COPY traffic_violations FROM '/home/postgres/Traffic_Violations.csv'
  WITH ( format csv, header true, null 'null', delimiter ',');

So we have around 2 millions of rows with real data. As this table contains only text columns we will create a range partitioned table with data types that fit the data.

Range partitioning

Usually range partitioning is used to partition a table by days, months or years although you can partition by other data types as well.
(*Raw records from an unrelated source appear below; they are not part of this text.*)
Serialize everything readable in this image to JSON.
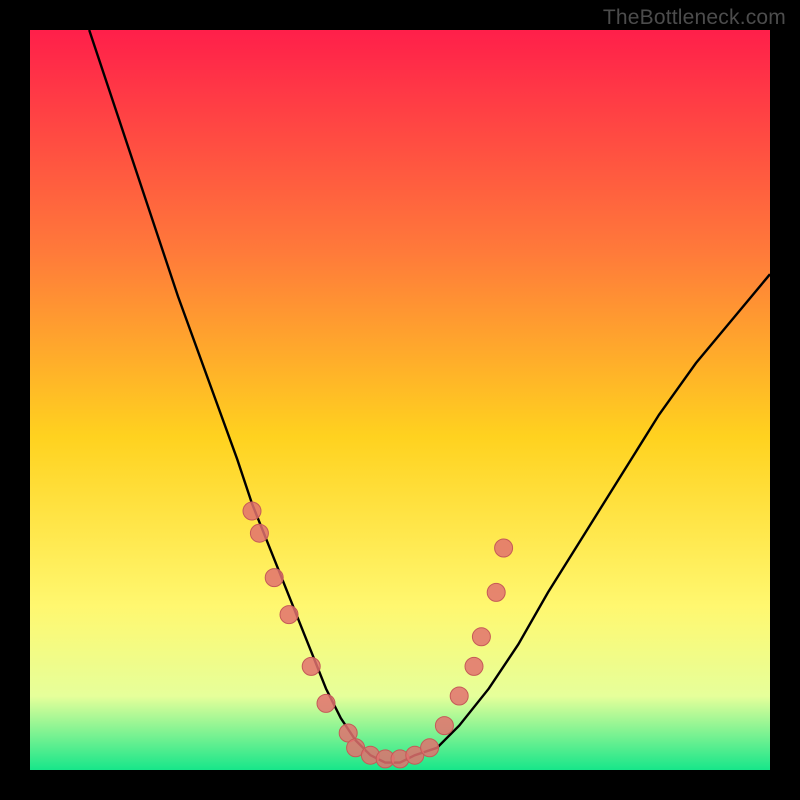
{
  "watermark": "TheBottleneck.com",
  "colors": {
    "frame": "#000000",
    "grad_top": "#ff1f4a",
    "grad_upper": "#ff7a3a",
    "grad_mid": "#ffd21f",
    "grad_lower": "#fff870",
    "grad_band": "#e6ff9a",
    "grad_bottom": "#17e68a",
    "curve": "#000000",
    "dot_fill": "#e2716f",
    "dot_stroke": "#c55a58"
  },
  "chart_data": {
    "type": "line",
    "title": "",
    "xlabel": "",
    "ylabel": "",
    "xlim": [
      0,
      100
    ],
    "ylim": [
      0,
      100
    ],
    "axes_visible": false,
    "grid": false,
    "legend": false,
    "series": [
      {
        "name": "bottleneck-curve",
        "x": [
          8,
          12,
          16,
          20,
          24,
          28,
          30,
          32,
          34,
          36,
          38,
          40,
          42,
          44,
          46,
          48,
          50,
          52,
          55,
          58,
          62,
          66,
          70,
          75,
          80,
          85,
          90,
          95,
          100
        ],
        "y": [
          100,
          88,
          76,
          64,
          53,
          42,
          36,
          31,
          26,
          21,
          16,
          11,
          7,
          4,
          2,
          1,
          1,
          2,
          3,
          6,
          11,
          17,
          24,
          32,
          40,
          48,
          55,
          61,
          67
        ]
      }
    ],
    "markers": [
      {
        "name": "left-cluster",
        "x": [
          30,
          31,
          33,
          35,
          38,
          40,
          43
        ],
        "y": [
          35,
          32,
          26,
          21,
          14,
          9,
          5
        ]
      },
      {
        "name": "valley-cluster",
        "x": [
          44,
          46,
          48,
          50,
          52,
          54
        ],
        "y": [
          3,
          2,
          1.5,
          1.5,
          2,
          3
        ]
      },
      {
        "name": "right-cluster",
        "x": [
          56,
          58,
          60,
          61,
          63,
          64
        ],
        "y": [
          6,
          10,
          14,
          18,
          24,
          30
        ]
      }
    ],
    "background_gradient_stops": [
      {
        "pos": 0.0,
        "color": "#ff1f4a"
      },
      {
        "pos": 0.3,
        "color": "#ff7a3a"
      },
      {
        "pos": 0.55,
        "color": "#ffd21f"
      },
      {
        "pos": 0.78,
        "color": "#fff870"
      },
      {
        "pos": 0.9,
        "color": "#e6ff9a"
      },
      {
        "pos": 1.0,
        "color": "#17e68a"
      }
    ]
  }
}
Time/date based range partitioning is probably the most common use case, so we will partition our traffic violation data by year, and then sub-partition a table partition by month.

Lets assume our most common queries against the data set restrict the data for one or more years. Using partitioned tables we can range partition on the “date_of_stop” column and break down the large data set into smaller chunks per year. How would that work in PostgreSQL?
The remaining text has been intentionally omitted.